Question

Linear Programming: The polar sports company both manufactures snowboards and skis. it takes 8 hours to manufacture a snowboard and 10 hours to manufacture a set of skis, there are 400 hours of labor available each week for production. Due to demand, they must produce at least 15 snowboards. Snowboards profit $55 each and skis profit $80 each. How many should they produce in a week to maximize their profit?

Answer 1

Add and multiply and hopefully you get your answer.

Answer 2

They should produce 15 snowboards and 28 skis in a week to maximize their profit.

Explanation:

Let x be the number of snowboards and y be the number of skis.

It takes 8 hours to manufacture a snowboard and 10 hours to manufacture a set of skis, there are 400 hours of labor available each week for production.

`8x+10y\leq 400`

Due to demand, they must produce at least 15 snowboards.

`x\geq 15`

Snowboards profit $55 each and skis profit $80 each.

`profit=55x+80y`

The required linear programming problem is

Maximize profit
`Z=55x+80y`

S.t.,

`8x+10y\leq 400`

`x\geq 15`

`y\geq 0`

Sketch the graph of all inequalities as shown below.

In inequality
`8x+10y\leq 400`, then sign of inequality is ≤. Check the equality by (0,0).

`8(0)+10(0)\leq 400`

`0\leq 400`

This inequality is true for (0,0). It means the shaded region of this inequality is below the line.

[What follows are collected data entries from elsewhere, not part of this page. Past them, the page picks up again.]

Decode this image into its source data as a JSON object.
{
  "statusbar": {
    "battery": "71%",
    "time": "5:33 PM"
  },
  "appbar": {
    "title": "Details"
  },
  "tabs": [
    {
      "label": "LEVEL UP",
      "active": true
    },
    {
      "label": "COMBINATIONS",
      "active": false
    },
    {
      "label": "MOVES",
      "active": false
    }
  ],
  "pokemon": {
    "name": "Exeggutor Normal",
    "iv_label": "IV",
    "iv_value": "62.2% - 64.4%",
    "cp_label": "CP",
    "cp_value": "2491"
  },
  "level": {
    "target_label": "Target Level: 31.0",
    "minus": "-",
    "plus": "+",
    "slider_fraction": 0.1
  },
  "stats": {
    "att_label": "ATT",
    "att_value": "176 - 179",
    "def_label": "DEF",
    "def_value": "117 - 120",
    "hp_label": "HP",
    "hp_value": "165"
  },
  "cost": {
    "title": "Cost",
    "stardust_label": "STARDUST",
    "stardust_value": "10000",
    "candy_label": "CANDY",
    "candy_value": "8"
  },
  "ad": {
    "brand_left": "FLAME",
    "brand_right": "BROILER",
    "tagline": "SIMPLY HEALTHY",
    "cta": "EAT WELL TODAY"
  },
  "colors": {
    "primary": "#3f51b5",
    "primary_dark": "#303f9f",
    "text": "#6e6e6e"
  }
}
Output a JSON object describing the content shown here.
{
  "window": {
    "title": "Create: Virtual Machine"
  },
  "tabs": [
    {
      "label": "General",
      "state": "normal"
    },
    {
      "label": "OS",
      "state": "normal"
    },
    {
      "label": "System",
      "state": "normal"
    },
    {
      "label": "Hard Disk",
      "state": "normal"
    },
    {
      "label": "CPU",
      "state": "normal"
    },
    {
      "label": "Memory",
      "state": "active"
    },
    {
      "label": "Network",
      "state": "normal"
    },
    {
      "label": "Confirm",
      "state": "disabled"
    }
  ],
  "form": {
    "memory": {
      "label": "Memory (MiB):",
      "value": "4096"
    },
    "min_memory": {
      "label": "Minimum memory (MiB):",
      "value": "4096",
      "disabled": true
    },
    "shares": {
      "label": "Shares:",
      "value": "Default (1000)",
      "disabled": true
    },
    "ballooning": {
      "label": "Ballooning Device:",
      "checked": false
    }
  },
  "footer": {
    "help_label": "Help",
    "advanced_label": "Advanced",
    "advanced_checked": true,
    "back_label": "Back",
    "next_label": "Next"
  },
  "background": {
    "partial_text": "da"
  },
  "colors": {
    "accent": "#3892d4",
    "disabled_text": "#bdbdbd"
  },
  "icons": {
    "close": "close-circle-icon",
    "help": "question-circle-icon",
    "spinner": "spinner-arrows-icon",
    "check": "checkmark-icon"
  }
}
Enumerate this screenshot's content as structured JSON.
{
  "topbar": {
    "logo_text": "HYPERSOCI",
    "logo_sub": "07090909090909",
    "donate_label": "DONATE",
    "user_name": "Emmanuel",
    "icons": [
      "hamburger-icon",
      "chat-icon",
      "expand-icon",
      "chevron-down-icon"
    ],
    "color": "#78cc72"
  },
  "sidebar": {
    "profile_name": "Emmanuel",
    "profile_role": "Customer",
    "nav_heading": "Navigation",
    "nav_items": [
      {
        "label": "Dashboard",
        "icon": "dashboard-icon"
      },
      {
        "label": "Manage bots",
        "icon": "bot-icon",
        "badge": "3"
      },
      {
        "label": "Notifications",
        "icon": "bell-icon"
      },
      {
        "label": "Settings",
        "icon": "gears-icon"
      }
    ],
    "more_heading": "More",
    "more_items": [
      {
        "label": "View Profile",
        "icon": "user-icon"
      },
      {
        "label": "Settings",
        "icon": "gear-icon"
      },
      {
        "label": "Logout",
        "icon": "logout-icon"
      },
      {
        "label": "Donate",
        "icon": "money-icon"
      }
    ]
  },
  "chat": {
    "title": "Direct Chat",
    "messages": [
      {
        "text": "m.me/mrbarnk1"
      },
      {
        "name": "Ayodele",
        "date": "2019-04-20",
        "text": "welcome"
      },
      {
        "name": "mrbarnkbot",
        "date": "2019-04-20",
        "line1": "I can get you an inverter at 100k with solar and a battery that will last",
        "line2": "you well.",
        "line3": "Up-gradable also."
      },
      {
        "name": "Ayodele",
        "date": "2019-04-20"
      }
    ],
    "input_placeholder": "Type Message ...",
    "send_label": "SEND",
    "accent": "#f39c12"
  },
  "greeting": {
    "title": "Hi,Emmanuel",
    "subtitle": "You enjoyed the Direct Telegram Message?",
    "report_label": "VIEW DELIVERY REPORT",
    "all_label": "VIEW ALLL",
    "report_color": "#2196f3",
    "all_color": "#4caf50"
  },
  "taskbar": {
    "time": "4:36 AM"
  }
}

The shaded region of x≥15 is right side of vertical line x=15.

The shaded region of y≥0 is above of horizontal line y=0.

From the figure it is clear that the extreme point of common shaded region are (15,0), (15,28) and (50,0).

Find the value of profit function at extreme points.

At (15,0),

`Z=55(15)+80(0)=825`

At (15,28),

`Z=55(15)+80(28)=3065`

At (50,0),

`Z=55(50)+80(0)=2750`

The profit is maximum at (15,28).

Therefore, they should produce 15 snowboards and 28 skis in a week to maximize their profit.